X-Linked Recessive Inheritance

X-linked recessive inheritance is associated with a variety of different conditions. The word X-linked refers to the fact that the condition causing gene is on the X chromosome. The 23rd chromosome pair consists of the X and the Y chromosomes. Females inherit two X chromosomes, one each from the mother and father. Males inherit one X chromosome (from the mother) and one Y chromosome (from the father). Since a male has only one X chromosome, all the genes on his X chromosome, whether dominant or recessive, will be expressed because there are no corresponding genes on the Y chromosome. Thus a male with a mutation on his X chromosome will express whatever condition is associated with that mutation. Since a female has two X chromosomes, if she has a mutation on one of her X chromosomes, but a functioning gene on her other X chromosome, she will be a carrier of the condition, but unaffected.
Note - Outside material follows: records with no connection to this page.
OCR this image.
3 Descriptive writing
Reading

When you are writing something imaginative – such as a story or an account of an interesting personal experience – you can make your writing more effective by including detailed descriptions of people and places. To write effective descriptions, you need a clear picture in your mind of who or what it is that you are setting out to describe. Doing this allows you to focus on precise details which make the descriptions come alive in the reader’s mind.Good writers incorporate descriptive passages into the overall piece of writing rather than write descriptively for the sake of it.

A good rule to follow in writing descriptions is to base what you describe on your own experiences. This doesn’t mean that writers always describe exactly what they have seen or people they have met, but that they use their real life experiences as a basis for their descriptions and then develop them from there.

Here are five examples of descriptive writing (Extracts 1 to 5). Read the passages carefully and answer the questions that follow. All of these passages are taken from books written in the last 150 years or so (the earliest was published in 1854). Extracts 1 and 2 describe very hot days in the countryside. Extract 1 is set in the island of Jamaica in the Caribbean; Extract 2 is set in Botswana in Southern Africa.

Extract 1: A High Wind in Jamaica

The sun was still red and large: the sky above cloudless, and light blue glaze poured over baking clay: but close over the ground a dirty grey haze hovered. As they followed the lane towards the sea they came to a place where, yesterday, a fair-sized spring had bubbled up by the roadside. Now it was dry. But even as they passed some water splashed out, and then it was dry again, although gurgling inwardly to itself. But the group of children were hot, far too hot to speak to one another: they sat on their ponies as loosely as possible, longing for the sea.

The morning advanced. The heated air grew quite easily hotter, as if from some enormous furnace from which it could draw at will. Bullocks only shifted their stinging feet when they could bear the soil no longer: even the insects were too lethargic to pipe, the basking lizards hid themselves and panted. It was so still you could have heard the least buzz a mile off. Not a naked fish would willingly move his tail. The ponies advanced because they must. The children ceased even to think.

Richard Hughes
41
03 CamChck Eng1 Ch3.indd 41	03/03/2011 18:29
Multifactorial Inheritance

Multifactorial inheritance is an interaction between many genes with potentially additive effects and environmental components. Multifactorial inheritance may be caused by the expression of many genes, the interaction of several genes, or the interaction of a gene or genes with other environmental factors. With multifactorial inheritance it is difficult to determine the precise etiology of the condition because it is a net effect of genetic, environmental and lifestyle factors that may impact an individual's susceptibility to develop the condition.